Thursday, October 1, 2015

Witch Way to Newburyport?

Today’s itinerary included Salem, site of the famous witch trials of 1692, and Newburyport, the last town where the famous itinerant evangelist George Whitefield preached and where he died and is buried. We had planned on a few hours in Salem, but ended up quite disillusioned after a very short time. The history is sad – it was a period of mass hysteria where people denounced other townspeople as witches in order to get off being hanged as witches themselves. If one confessed to being a witch and named someone else who had led them astray, then one would be exonerated and the other would be pulled in for questioning. In the end 20 people were killed (19 hanged, one died in prison), probably most of them innocent of any witchcraft. Since then the whole town has turned into a massive commercialized exploitation of the idea of witchery, in all its variations. It really made us kind of ill. I suppose it was worse being there in October, in the lead-up to Halloween, than it would be any other time of year. But we were ready to move on after we’d seen just a sampling.

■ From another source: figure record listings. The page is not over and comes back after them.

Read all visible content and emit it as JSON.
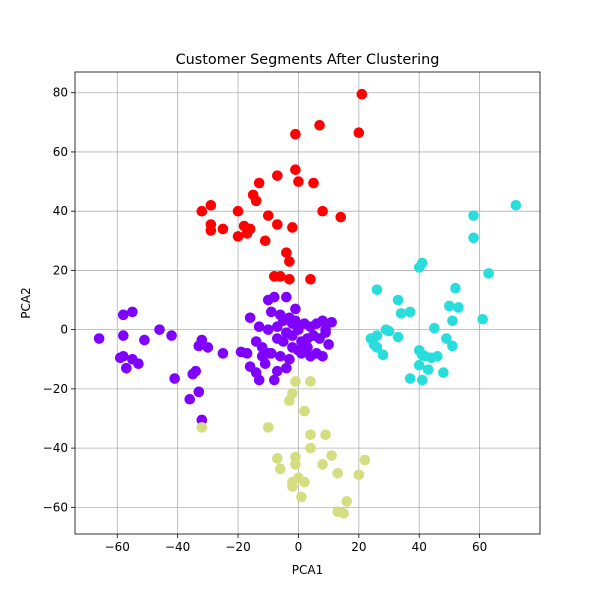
{
  "chart_data": {
    "type": "scatter",
    "title": "Customer Segments After Clustering",
    "xlabel": "PCA1",
    "ylabel": "PCA2",
    "xlim": [
      -74,
      80
    ],
    "ylim": [
      -69,
      87
    ],
    "xticks": [
      -60,
      -40,
      -20,
      0,
      20,
      40,
      60
    ],
    "yticks": [
      -60,
      -40,
      -20,
      0,
      20,
      40,
      60,
      80
    ],
    "grid": true,
    "series": [
      {
        "color": "#ff0000",
        "points": [
          [
            21,
            79.5
          ],
          [
            -1,
            66
          ],
          [
            7,
            69
          ],
          [
            20,
            66.5
          ],
          [
            -1,
            54
          ],
          [
            -7,
            52
          ],
          [
            0,
            50
          ],
          [
            5,
            49.5
          ],
          [
            -13,
            49.5
          ],
          [
            -15,
            45.5
          ],
          [
            -14,
            43.5
          ],
          [
            -29,
            42
          ],
          [
            -32,
            40
          ],
          [
            -20,
            40
          ],
          [
            -10,
            38.5
          ],
          [
            8,
            40
          ],
          [
            14,
            38
          ],
          [
            -29,
            35.5
          ],
          [
            -29,
            33.5
          ],
          [
            -25,
            34
          ],
          [
            -18,
            35
          ],
          [
            -16,
            34
          ],
          [
            -7,
            35.5
          ],
          [
            -2,
            34.5
          ],
          [
            -20,
            31.5
          ],
          [
            -17,
            32.5
          ],
          [
            -11,
            30
          ],
          [
            -4,
            26
          ],
          [
            -3,
            23
          ],
          [
            -8,
            18
          ],
          [
            -6,
            18
          ],
          [
            -3,
            17
          ],
          [
            4,
            17
          ]
        ]
      },
      {
        "color": "#8000ff",
        "points": [
          [
            -66,
            -3
          ],
          [
            -58,
            5
          ],
          [
            -55,
            6
          ],
          [
            -58,
            -2
          ],
          [
            -46,
            0
          ],
          [
            -42,
            -2
          ],
          [
            -51,
            -3.5
          ],
          [
            -59,
            -9.5
          ],
          [
            -58,
            -9
          ],
          [
            -55,
            -10
          ],
          [
            -53,
            -11.5
          ],
          [
            -57,
            -13
          ],
          [
            -41,
            -16.5
          ],
          [
            -32,
            -3.5
          ],
          [
            -33,
            -5.5
          ],
          [
            -30,
            -6
          ],
          [
            -25,
            -8
          ],
          [
            -35,
            -15
          ],
          [
            -34,
            -14
          ],
          [
            -33,
            -21
          ],
          [
            -36,
            -23.5
          ],
          [
            -32,
            -30.5
          ],
          [
            -19,
            -7.5
          ],
          [
            -17,
            -8
          ],
          [
            -16,
            -12.5
          ],
          [
            -14,
            -4
          ],
          [
            -16,
            4
          ],
          [
            -13,
            1
          ],
          [
            -12,
            -6
          ],
          [
            -10,
            -8
          ],
          [
            -11,
            -11.5
          ],
          [
            -14,
            -14.5
          ],
          [
            -13,
            -17
          ],
          [
            -7,
            -14
          ],
          [
            -8,
            -17
          ],
          [
            -10,
            10
          ],
          [
            -8,
            11
          ],
          [
            -4,
            11
          ],
          [
            -9,
            6
          ],
          [
            -6,
            5
          ],
          [
            -5,
            3
          ],
          [
            -3,
            4
          ],
          [
            -2,
            2
          ],
          [
            -1,
            3
          ],
          [
            -10,
            0
          ],
          [
            -7,
            1
          ],
          [
            -4,
            -1
          ],
          [
            -2,
            -2
          ],
          [
            0,
            0
          ],
          [
            2,
            2
          ],
          [
            4,
            1
          ],
          [
            6,
            2
          ],
          [
            8,
            3
          ],
          [
            11,
            2.5
          ],
          [
            -7,
            -3
          ],
          [
            -5,
            -4
          ],
          [
            -2,
            -6
          ],
          [
            1,
            -4
          ],
          [
            3,
            -3
          ],
          [
            5,
            -2
          ],
          [
            7,
            -3
          ],
          [
            9,
            -1
          ],
          [
            10,
            -5
          ],
          [
            -9,
            -8
          ],
          [
            -6,
            -9
          ],
          [
            -3,
            -10
          ],
          [
            1,
            -8
          ],
          [
            4,
            -9
          ],
          [
            6,
            -8
          ],
          [
            8,
            -9
          ],
          [
            -4,
            -13
          ],
          [
            0,
            -7
          ],
          [
            -12,
            -9
          ],
          [
            -1,
            7
          ],
          [
            3,
            -6
          ],
          [
            9,
            0
          ]
        ]
      },
      {
        "color": "#2adddd",
        "points": [
          [
            72,
            42
          ],
          [
            58,
            38.5
          ],
          [
            58,
            31
          ],
          [
            63,
            19
          ],
          [
            41,
            22.5
          ],
          [
            40,
            21
          ],
          [
            26,
            13.5
          ],
          [
            33,
            10
          ],
          [
            34,
            5.5
          ],
          [
            37,
            6
          ],
          [
            50,
            8
          ],
          [
            52,
            14
          ],
          [
            53,
            7.5
          ],
          [
            61,
            3.5
          ],
          [
            51,
            3
          ],
          [
            45,
            0.5
          ],
          [
            29,
            0
          ],
          [
            30,
            -0.5
          ],
          [
            26,
            -2
          ],
          [
            24,
            -3
          ],
          [
            33,
            -2.5
          ],
          [
            49,
            -3
          ],
          [
            25,
            -5
          ],
          [
            51,
            -5.5
          ],
          [
            26,
            -6
          ],
          [
            28,
            -8.5
          ],
          [
            40,
            -7
          ],
          [
            41,
            -8.5
          ],
          [
            42,
            -9
          ],
          [
            44,
            -9.5
          ],
          [
            46,
            -9
          ],
          [
            43,
            -13.5
          ],
          [
            48,
            -14.5
          ],
          [
            37,
            -16.5
          ],
          [
            41,
            -17
          ],
          [
            40,
            -12
          ]
        ]
      },
      {
        "color": "#d4dd80",
        "points": [
          [
            -32,
            -33
          ],
          [
            -10,
            -33
          ],
          [
            4,
            -17.5
          ],
          [
            -1,
            -17.5
          ],
          [
            -2,
            -21.5
          ],
          [
            -3,
            -24
          ],
          [
            2,
            -27.5
          ],
          [
            4,
            -35.5
          ],
          [
            9,
            -35.5
          ],
          [
            4,
            -40
          ],
          [
            -7,
            -43.5
          ],
          [
            -1,
            -43
          ],
          [
            -1,
            -45.5
          ],
          [
            11,
            -42.5
          ],
          [
            8,
            -45.5
          ],
          [
            -6,
            -47
          ],
          [
            0,
            -50
          ],
          [
            2,
            -51.5
          ],
          [
            -2,
            -51.5
          ],
          [
            -2,
            -53
          ],
          [
            13,
            -48.5
          ],
          [
            20,
            -49
          ],
          [
            22,
            -44
          ],
          [
            1,
            -56.5
          ],
          [
            16,
            -58
          ],
          [
            13,
            -61.5
          ],
          [
            15,
            -62
          ]
        ]
      }
    ]
  }
}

However, we didn’t leave town before stopping in for a quick visit to the Peabody Essex Museum, a really fine museum which houses (among other things) collections of porcelain from the China trade, which my great-great grandfather Francis Blackwell Forbes was involved in. I didn’t see any mention of his name, but I did see a piece of china that had been donated by a Dr. and Mrs. H. A. [Henry Ashton] Crosby Forbes, founder of the China Trade Museum (which merged with the Peabody Essex), a distant cousin. I also saw one lent by Mrs. Frederick Winthrop, another cousin.

The big treat for me was seeing that the PEM had an exhibit of Theo Jansen’s fabulous “Strandbeests” – wind-propelled animal-like walking machines that he designed to perambulate along the beach (“strand” in Dutch). I had seen one on a viral YouTube video before, and was fascinated by the concept. The video they had showing in the museum was amusing, because Jansen had to drag the machine back in the other direction after the wind helped it walk along one way. These “beests” don’t walk in reverse!

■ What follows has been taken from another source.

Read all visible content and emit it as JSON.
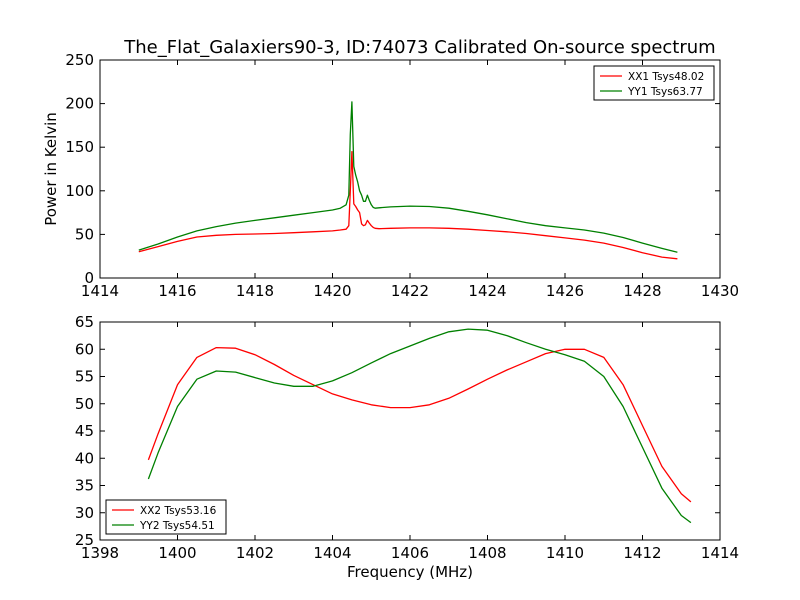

We left Salem and drove north to Rowley, where we stopped to see Pulpit Rock, an outcropping of rock in the woods from which George Whitefield had preached to some 2000 listeners (evidently the trees had grown up since his time; it probably would have been an open field back then). We tried out the acoustics and could see why Pulpit Rock was such a great place to preach from. I spied a toad listening to our impromptu sermon.

We continued on from there to Newburyport, a lovely seaside town where Whitefield spent his last days. He preached at Old South Church there, died in the parsonage, and is buried in the crypt under the pulpit. The church was closed, and anyway it wasn’t the original building he preached in. But we did see the house next door that was the birthplace (in 1805) of William Lloyd Garrison, the prominent abolitionist and social reformer.

As we meandered around town looking for a place to eat, we met a friendly man (named Mark, it turned out) who was doing some work outside a house. We asked him for a recommendation. He told us about a really good casual place called Angie’s (where we ended up eating) and also raved about Cider Hill Farm a few miles away, from which he’d just gotten some fresh-made cinnamon donuts the day before. He said in fact he still had some of them left, and would we like to try them. I said “Sure!” and he went to get the bag. They were the most delicious cinnamon donuts I’ve ever tasted. I’m just finishing off the last one now.